El papel de la televisión como fuente de entretenimiento y diversión no es puesto en duda, ni criticado. Pero siendo esto necesario y vital para el ser humano no puede convertirse en el centro de su actividad, y actualmente esa es la principal función de la televisión, así como la de sus filiales visuales, los videojuegos y el propio Internet (con vida e intenciones propias pero con contradicciones evidentes, como su hipertexto, pretenciosa lectura no secuencial). De lo que duda Sartori (y con razón) es de su función formadora e informativa. Lo visual, que debiera ser un complemento y aliado útil de la palabra escrita y hablada, se ha convertido en el todo, en el ser. Lo que es, es lo que existe en la televisión. Sólo tiene sentido como ella lo muestra. Y en ella, la palabra ha quedado completamente supeditada a la imagen. El espectador pues, queda a merced de estímulos sensitivos, va desertando de sus capacidades cognitivas, y en ese tránsito se produce la sustitución del homo sapiens por el homo videns.
Es necesario entender que este planteamiento es una visión extremista de la realidad con el que se busca alertar de un problema, pero que las premisas de las que parte son ciertas y contrastables. La experiencia demuestra que los niños de hoy ven cientos de horas de televisión antes de aprender a leer y a escribir. Es decir, su impronta educacional es plenamente audiovisual, pasiva, destructiva respecto a la imaginación o la creación. Ello conlleva una regresión evidente a la hora de su expresión escrita y oral.

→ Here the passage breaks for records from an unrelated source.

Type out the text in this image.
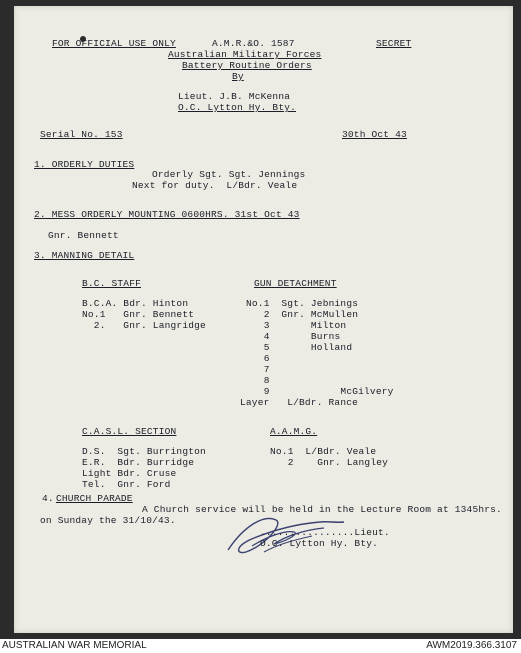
FOR OFFICIAL USE ONLY	A.M.R.&O. 1587	SECRET
Australian Military Forces
Battery Routine Orders
By
Lieut. J.B. McKenna
O.C. Lytton Hy. Bty.
Serial No. 153	30th Oct 43
1. ORDERLY DUTIES
Orderly Sgt. Sgt. Jennings
Next for duty.  L/Bdr. Veale
2. MESS ORDERLY MOUNTING 0600HRS. 31st Oct 43
Gnr. Bennett
3. MANNING DETAIL
B.C. STAFF
B.C.A. Bdr. Hinton
No.1   Gnr. Bennett
2.   Gnr. Langridge
GUN DETACHMENT
No.1  Sgt. Jebnings
2  Gnr. McMullen
3       Milton
4       Burns
5       Holland
6
7
8
9            McGilvery
Layer   L/Bdr. Rance
C.A.S.L. SECTION
D.S.  Sgt. Burrington
E.R.  Bdr. Burridge
Light Bdr. Cruse
Tel.  Gnr. Ford
A.A.M.G.
No.1  L/Bdr. Veale
2    Gnr. Langley
4. CHURCH PARADE
A Church service will be held in the Lecture Room at 1345hrs.
on Sunday the 31/10/43.
................Lieut.
O.C. Lytton Hy. Bty.
AUSTRALIAN WAR MEMORIAL	AWM2019.366.3107
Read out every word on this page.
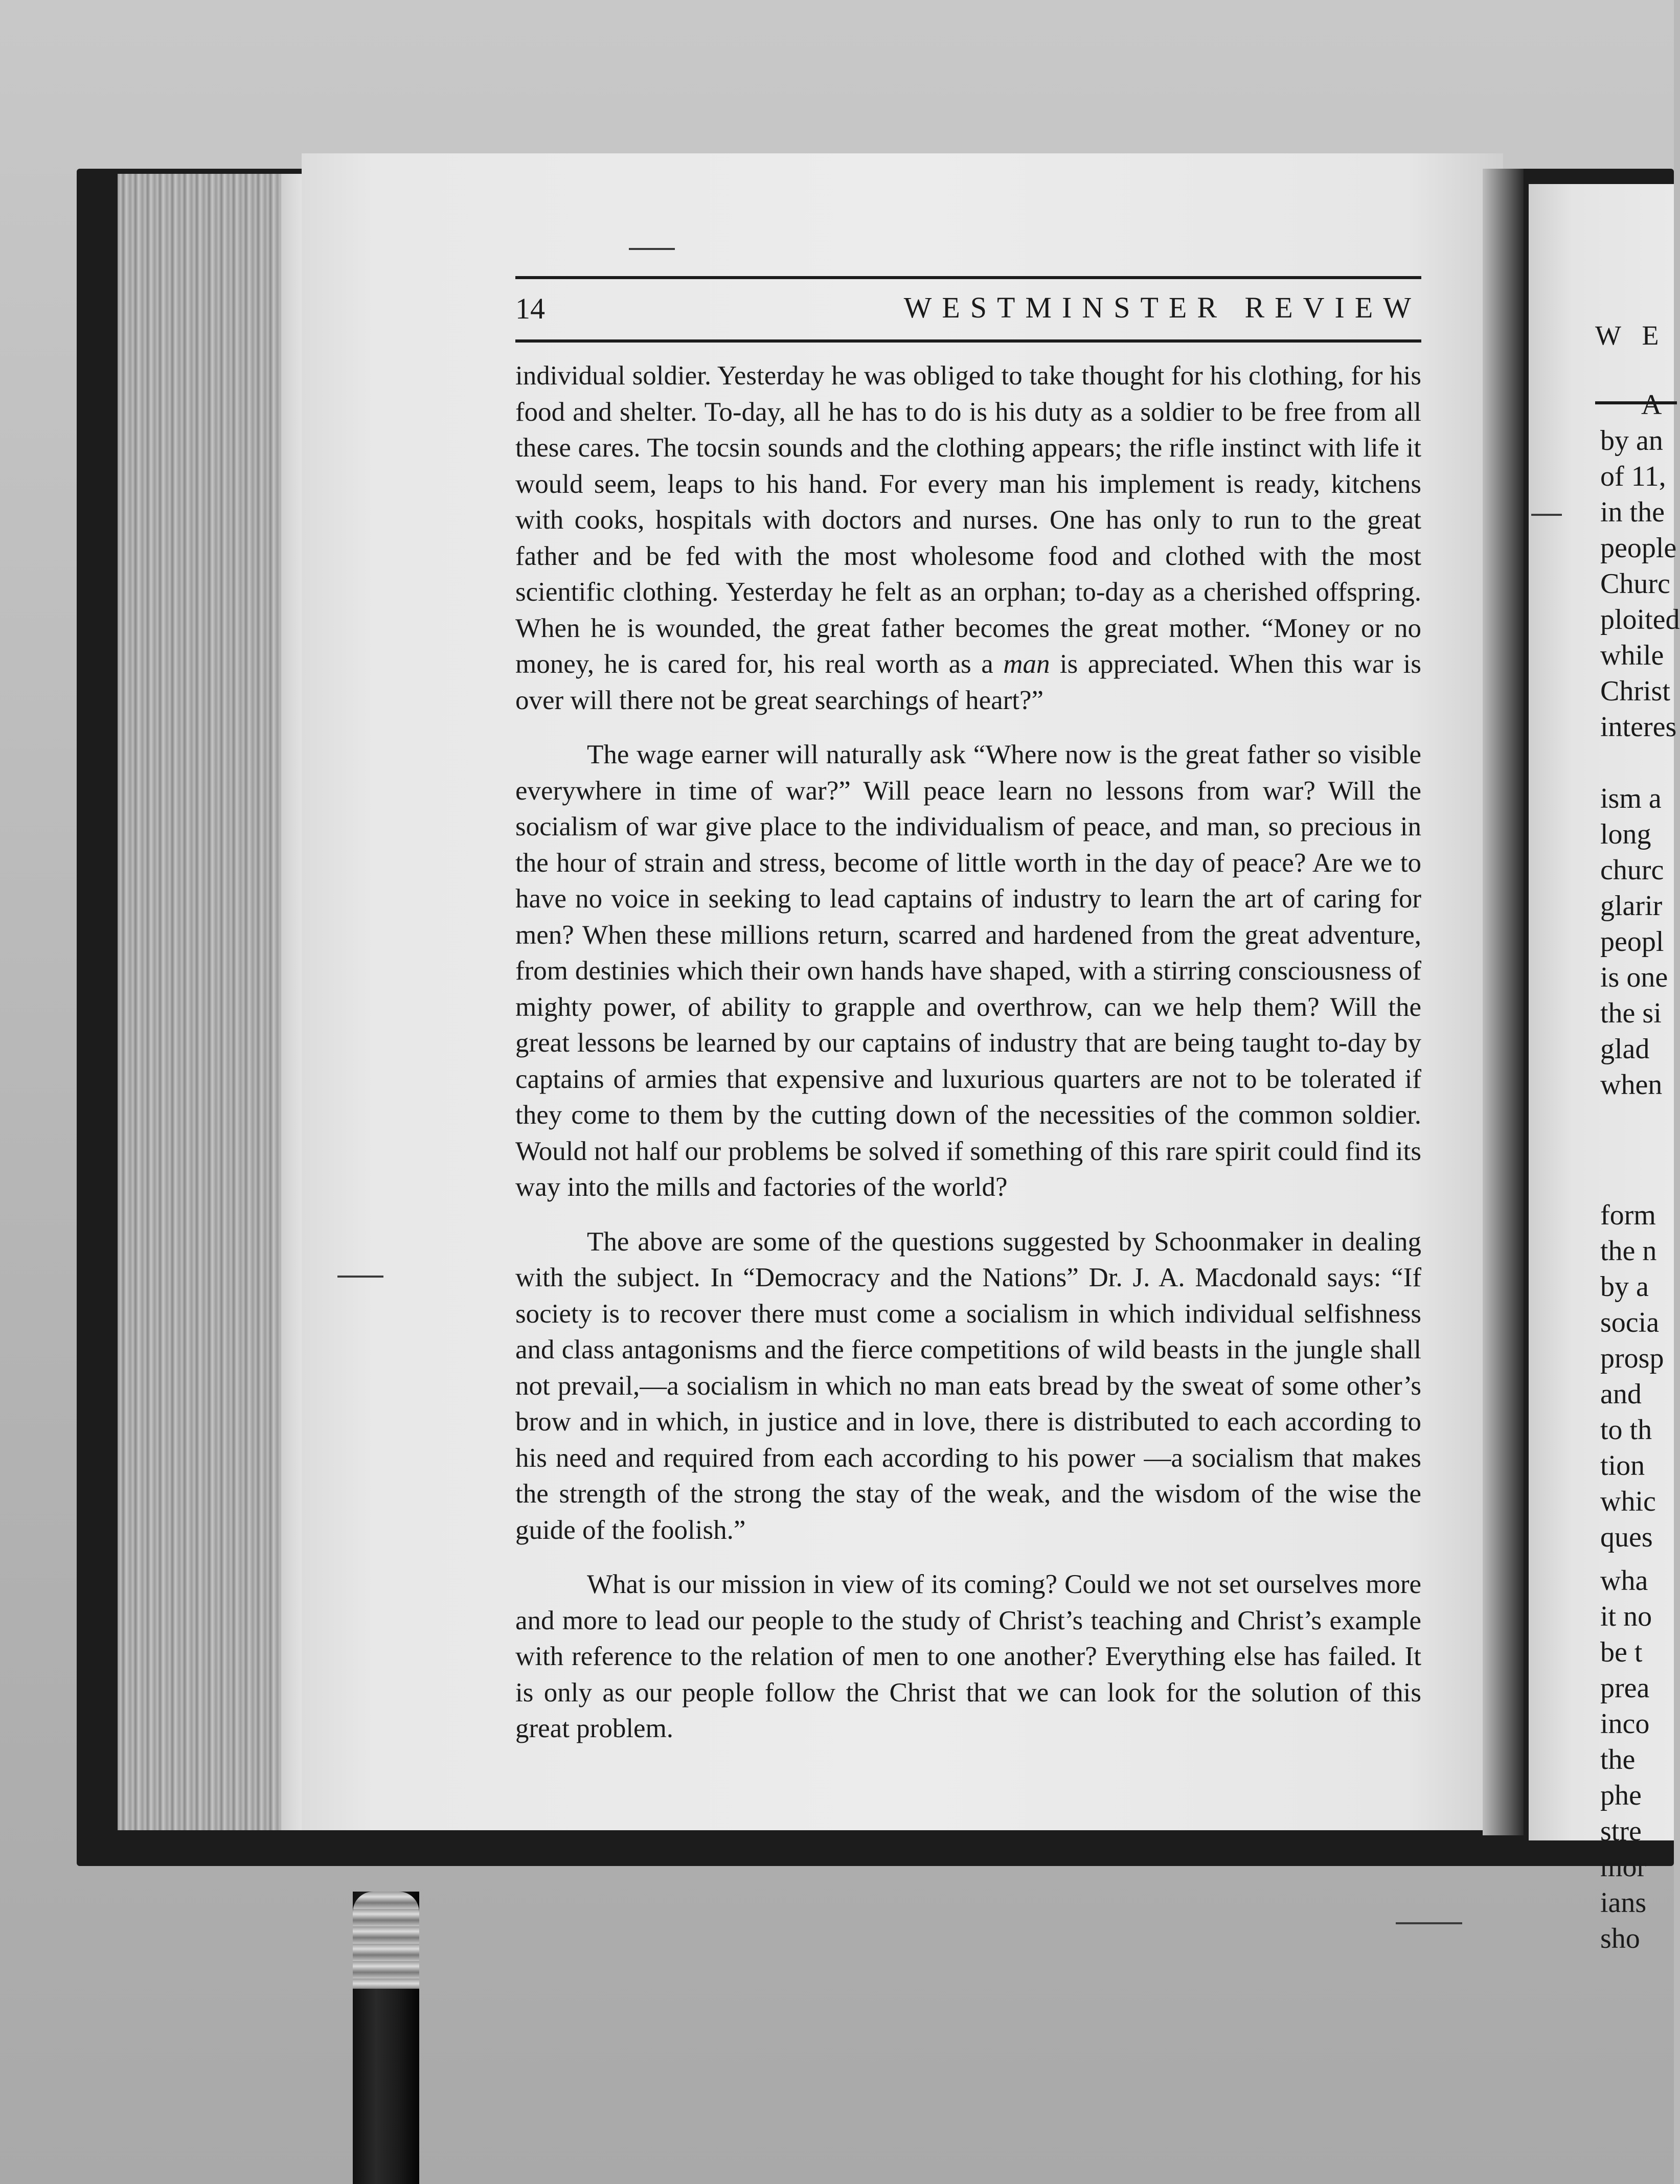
W E
A
by an
of 11,
in the
people
Churc
ploited
while
Christ
interes
ism a
long
churc
glarir
peopl
is one
the si
glad
when
form
the n
by a
socia
prosp
and
to th
tion
whic
ques
wha
it no
be t
prea
inco
the
phe
stre
mor
ians
sho
14	WESTMINSTER REVIEW

individual soldier. Yesterday he was obliged to take thought for his clothing, for his food and shelter. To-day, all he has to do is his duty as a soldier to be free from all these cares. The tocsin sounds and the clothing appears; the rifle instinct with life it would seem, leaps to his hand. For every man his implement is ready, kitchens with cooks, hospitals with doctors and nurses. One has only to run to the great father and be fed with the most wholesome food and clothed with the most scientific clothing. Yesterday he felt as an orphan; to-day as a cherished offspring. When he is wounded, the great father becomes the great mother. “Money or no money, he is cared for, his real worth as a man is appreciated. When this war is over will there not be great searchings of heart?”

The wage earner will naturally ask “Where now is the great father so visible everywhere in time of war?” Will peace learn no lessons from war? Will the socialism of war give place to the individualism of peace, and man, so precious in the hour of strain and stress, become of little worth in the day of peace? Are we to have no voice in seeking to lead captains of industry to learn the art of caring for men? When these millions return, scarred and hardened from the great adventure, from destinies which their own hands have shaped, with a stirring consciousness of mighty power, of ability to grapple and overthrow, can we help them? Will the great lessons be learned by our captains of industry that are being taught to-day by captains of armies that expensive and luxurious quarters are not to be tolerated if they come to them by the cutting down of the necessities of the common soldier. Would not half our problems be solved if something of this rare spirit could find its way into the mills and factories of the world?

The above are some of the questions suggested by Schoonmaker in dealing with the subject. In “Democracy and the Nations” Dr. J. A. Macdonald says: “If society is to recover there must come a socialism in which individual selfishness and class antagonisms and the fierce competitions of wild beasts in the jungle shall not prevail,—a socialism in which no man eats bread by the sweat of some other’s brow and in which, in justice and in love, there is distributed to each according to his need and required from each according to his power —a socialism that makes the strength of the strong the stay of the weak, and the wisdom of the wise the guide of the foolish.”

What is our mission in view of its coming? Could we not set ourselves more and more to lead our people to the study of Christ’s teaching and Christ’s example with reference to the relation of men to one another? Everything else has failed. It is only as our people follow the Christ that we can look for the solution of this great problem.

En muchas ocasiones no hay manera de que los escolares se expresen con un mínimo de decoro a la hora de redactar o exponer cualquier idea. La palabra escrita se abandona, se la considera elitista frente a las nuevas formas (divertidas, entretenidas e interactivas) de difusión del conocimiento. A través de la imagen, por supuesto. Pero el ser humano es antes todo un ser simbólico y se mueve siempre en el campo de las abstracciones, aunque no quiera o no esté educado para ello. De ahí el empobrecimiento con el que especula Sartori respecto a la utilización y el entendimiento de concepciones mentales. Una mesa es fácilmente representable visualmente, pero, ¿cómo representar conceptos como libertad, felicidad o justicia? Sólo de una manera pobre, parcial y distorsionada.
Tal vez el siguiente sea el aspecto más polémico del ensayo de Sartori En su obra, como ya hemos visto, advierte sobre el empobrecimiento del entendimiento y la pérdida de la capacidad de abstracción. Para el autor ambos hechos estarían provocados por la primacía de la imagen (la televisión) sobre la palabra escrita. Y, según él, esta situación significaría un grave peligro para la democracia.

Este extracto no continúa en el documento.